As an author, you know when you put any book out there that somebody, somewhere, isn’t going to like it. You can’t please all the people all the time. And that’s fine. There are readers out there for everybody and everything (as proved by the popularity of the dino erotica, but that’s another matter). As a general rule, I try not to read reviews. Reviews are not FOR me, as the author. Reviews are aimed at other readers–and love or hate, that’s someone’s opinion. It’s being put out there to help other readers determine whether or not a book is for them. But sometimes my will power fails, and I’ll go look. Or see inadvertently when I’m looking at my Amazon ranking.
I’ve had various criticisms lobbed at To Get Me To You (thanks to the recent Bookbub, nearly my widest read work, second only to Blindsight, which has just been out for way longer).
It’s too long/wordy/detailed. That’s fair. I did a metric ton of research on that book and because of who the shero was, the specifics of the marketing involved in saving the town were, in my opinion, important to the plot and to the setup of the series arc. That’s not for everybody.
It sounds like another book I read. I am not the first person to write a small town romance set against a threat from a big box store, nor will I be the last. There are no new stories out there. Just different ways of telling them.
It would’ve been better without the sex. We’ll have to agree to disagree on this one. None of my books are classified as sweet romance, so if it’s a novel, they’re probably hitting the sheets at some point and that’s an important part of the romance arc. Better that be out there up front, so nobody’s surprised.
It just wasn’t for me. Dude, that is totally okay! I try books all the time that aren’t my bag. Sometimes it’s because it’s just not what I’m in the mood to read that day and sometimes it’s because it would never be something I was into. There are millions of books out there. Don’t waste your time reading something that doesn’t float your boat, because hey, this isn’t school and you aren’t being graded for not finishing something.
But the particular criticism that seems to be popping up most often (because several readers have felt compelled to email me about it directly) is my use of profanity in fiction. And I don’t mean the usual lexicon of four letter words that have, over decades and centuries, been decided are taboo. The objection seems to be of the “don’t take the Lord’s name in vain” variety. One review insisted I used Jesus as a cussword. I still maintain it was an exclamation or a shorthand interrogatory and that Jesus does not have the grammatical variability of a good F-bomb, but that’s personal preference and not something I’m here to debate. No, the two points I actually want to address are the issue of intelligence and using profanity to sell books.
It is an oft lobbed criticism that people swear because they aren’t smart enough to come up with a better way to say things. In fact, there have been psychological studies that prove this is not the case. People who swear a lot are very low in the taboo quotient–meaning they don’t give a damn what society or anyone else says and aren’t going to be held back by arbitrary rules about what words are considered acceptable and what words are not. I will happily submit myself or any of my foul-mouthed friends in any legitimate vocabulary competition to further prove disprove the assertion that we somehow lack intelligence.

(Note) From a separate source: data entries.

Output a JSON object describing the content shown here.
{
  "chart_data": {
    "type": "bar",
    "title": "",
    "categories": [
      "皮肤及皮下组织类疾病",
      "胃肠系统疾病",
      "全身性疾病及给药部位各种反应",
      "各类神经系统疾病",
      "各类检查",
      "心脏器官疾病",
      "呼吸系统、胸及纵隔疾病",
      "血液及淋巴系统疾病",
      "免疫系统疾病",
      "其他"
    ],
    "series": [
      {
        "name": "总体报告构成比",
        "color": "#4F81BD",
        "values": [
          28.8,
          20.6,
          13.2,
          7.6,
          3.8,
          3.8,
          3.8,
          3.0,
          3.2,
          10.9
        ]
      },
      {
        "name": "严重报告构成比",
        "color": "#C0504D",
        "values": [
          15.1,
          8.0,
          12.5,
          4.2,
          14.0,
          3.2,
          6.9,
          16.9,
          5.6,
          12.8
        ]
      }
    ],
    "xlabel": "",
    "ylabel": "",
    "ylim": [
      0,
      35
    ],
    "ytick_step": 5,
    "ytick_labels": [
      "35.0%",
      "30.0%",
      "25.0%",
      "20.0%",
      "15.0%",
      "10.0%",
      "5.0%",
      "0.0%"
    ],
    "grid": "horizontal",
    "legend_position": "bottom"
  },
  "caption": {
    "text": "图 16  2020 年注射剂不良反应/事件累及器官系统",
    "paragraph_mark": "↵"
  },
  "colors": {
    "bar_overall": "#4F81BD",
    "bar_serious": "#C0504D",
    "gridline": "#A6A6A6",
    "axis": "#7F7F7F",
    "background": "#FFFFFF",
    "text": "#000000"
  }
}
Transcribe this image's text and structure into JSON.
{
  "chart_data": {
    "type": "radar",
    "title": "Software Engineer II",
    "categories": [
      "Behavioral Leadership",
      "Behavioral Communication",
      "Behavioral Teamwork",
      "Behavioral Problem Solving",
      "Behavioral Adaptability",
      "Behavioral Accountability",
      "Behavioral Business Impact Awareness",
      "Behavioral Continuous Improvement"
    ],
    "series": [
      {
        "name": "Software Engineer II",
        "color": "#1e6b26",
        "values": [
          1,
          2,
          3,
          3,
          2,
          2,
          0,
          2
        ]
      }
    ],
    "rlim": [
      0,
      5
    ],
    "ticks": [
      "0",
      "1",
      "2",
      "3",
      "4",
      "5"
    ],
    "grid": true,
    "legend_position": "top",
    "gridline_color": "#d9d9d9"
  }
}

The conclusion of the blistering email I received this morning was that you don’t need profanity to sell books. I agree with this 100%. You don’t need profanity to sell books. And that isn’t why I use it. I use profanity in my books for verisimilitude. Because that’s HOW PEOPLE SPEAK. What those characters swear about and what curses they choose says something about who they are. People swear when they’re angry or upset or when they stub their toe for the umpteenth time on the coffee table. People swear when they’re impassioned. People swear. Period. Cursing is language. It’s a part of the rich tapestry of life and I employ it with my characters because it’s just another layer of detail that makes them real, makes them relatable.
Now maybe that’s not relatable to you. And that’s fine. You may choose not to swear at all. You may choose never to take the Lord’s name in vain. You may actually believe that saying “Lord, that person is crazy,” is wrong. That’s your prerogative. But it is not mine. My characters swear. I swear. We’re all going to continue to swear, and we aren’t going to change that because it makes you uncomfortable or somehow violates your personal principles. So please, go ahead and review my book poorly on that front. Shout it from the rooftops and tell your friends. Because you are not my target audience, and you’d be doing me a favor in scaring away any prospective readers who share your particular sensibilities.
Meanwhile, may I direct you to Harlequin’s Love Inspired line? Or their religious suspense? Or other segments of Christian romance? These genres actually do have a convention of limiting or eliminating swearing and they may be more to your liking. You should probably just avoid the other 90-95% of adult fiction entirely.
P.S. I’m leaving comments on for now. Feel free to express your opinion, but play nice or I’ll dropkick your butt into the spam folder.